Photo Jennifer Davis, ICF
Meet the Class of 2010 Whooping Crane Chicks!
Hatch-year 2010 of the Eastern Flock

Crane # 18-10 DAR

Date Hatched

May 24, 2010



Egg Source

Leg Bands

(Attached before first migration)

Left Leg Right Leg

  • Read more about the raising and naming of the DAR chicks.
    *Scroll to bottom for most recent history.*
Photo ICF

Personality as a Chick
"Nacho" was this chick's baby name after hatching at ICF. First of the DAR chicks to fledge (August 15).

"He has always been the oldest and for a while, was the biggest. Even though he's been outsized, he still comfortably holds the title of dominant bird. He seems to be the responsible one, leading the others to good foraging grounds. We have likened him to a high school quarter back; he's likable, popular, and the top dog," reports Jen.

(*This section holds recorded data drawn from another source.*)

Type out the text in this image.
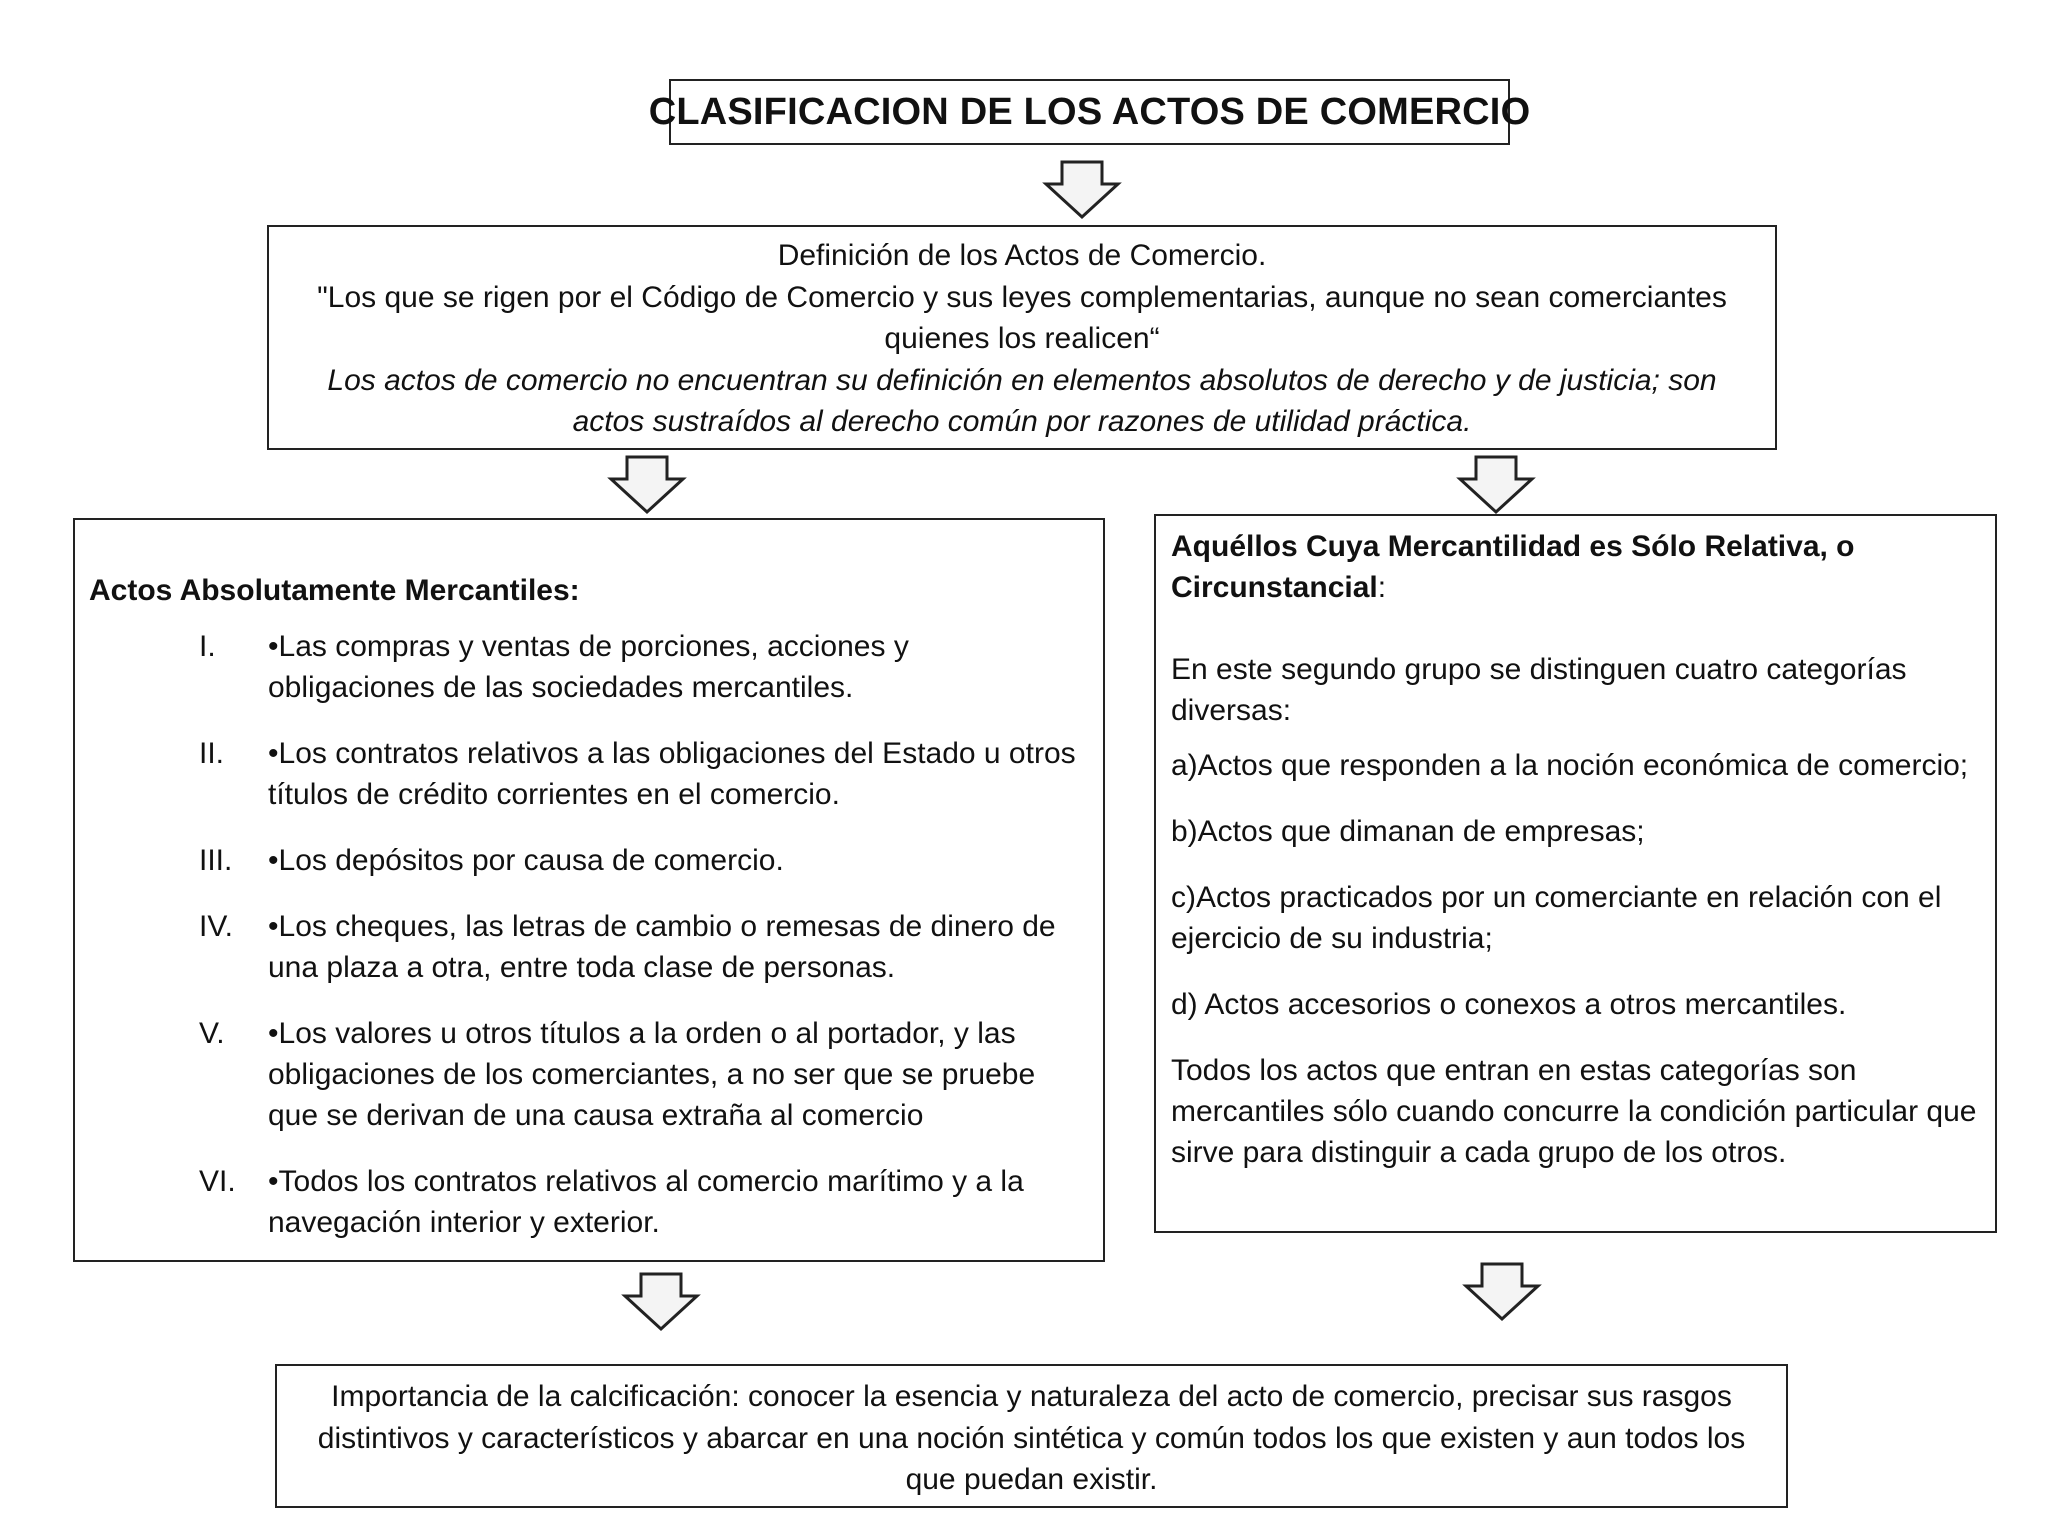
CLASIFICACION DE LOS ACTOS DE COMERCIO
Definición de los Actos de Comercio.
"Los que se rigen por el Código de Comercio y sus leyes complementarias, aunque no sean comerciantes quienes los realicen“
Los actos de comercio no encuentran su definición en elementos absolutos de derecho y de justicia; son actos sustraídos al derecho común por razones de utilidad práctica.
Actos Absolutamente Mercantiles:
I.	•Las compras y ventas de porciones, acciones y obligaciones de las sociedades mercantiles.
II.	•Los contratos relativos a las obligaciones del Estado u otros títulos de crédito corrientes en el comercio.
III.	•Los depósitos por causa de comercio.
IV.	•Los cheques, las letras de cambio o remesas de dinero de una plaza a otra, entre toda clase de personas.
V.	•Los valores u otros títulos a la orden o al portador, y las obligaciones de los comerciantes, a no ser que se pruebe que se derivan de una causa extraña al comercio
VI.	•Todos los contratos relativos al comercio marítimo y a la navegación interior y exterior.
Aquéllos Cuya Mercantilidad es Sólo Relativa, o Circunstancial:

En este segundo grupo se distinguen cuatro categorías diversas:

a)Actos que responden a la noción económica de comercio;

b)Actos que dimanan de empresas;

c)Actos practicados por un comerciante en relación con el ejercicio de su industria;

d) Actos accesorios o conexos a otros mercantiles.

Todos los actos que entran en estas categorías son mercantiles sólo cuando concurre la condición particular que sirve para distinguir a cada grupo de los otros.

Importancia de la calcificación: conocer la esencia y naturaleza del acto de comercio, precisar sus rasgos distintivos y característicos y abarcar en una noción sintética y común todos los que existen y aun todos los que puedan existir.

The 11 DAR (Direct Autumn Release) Whooping Crane chicks were released October 25 on the Necedah National Wildlife Refuge (NWR). The young cranes learn the migration route from following older cranes. Biologists from ICF and the U.S. Fish & Wildlife Service are tracking the released DAR cranes using radio telemetry, picking up radio signals emitted from leg transmitters on the birds. The young DAR cranes are currently still on the refuge, but as they begin the migration south trackers will be monitoring the birds’ movements.

Sadly, #18-10 was killed on the morning of October 30 on Necedah NWR. He and three other DAR juveniles, two adult whooping cranes, and some sandhill cranes were near a small wet depression surrounded by reed canary grass. An unknown predator attacked the group, resulting in a bleeding scratch on the head of #20-10 and death of #18.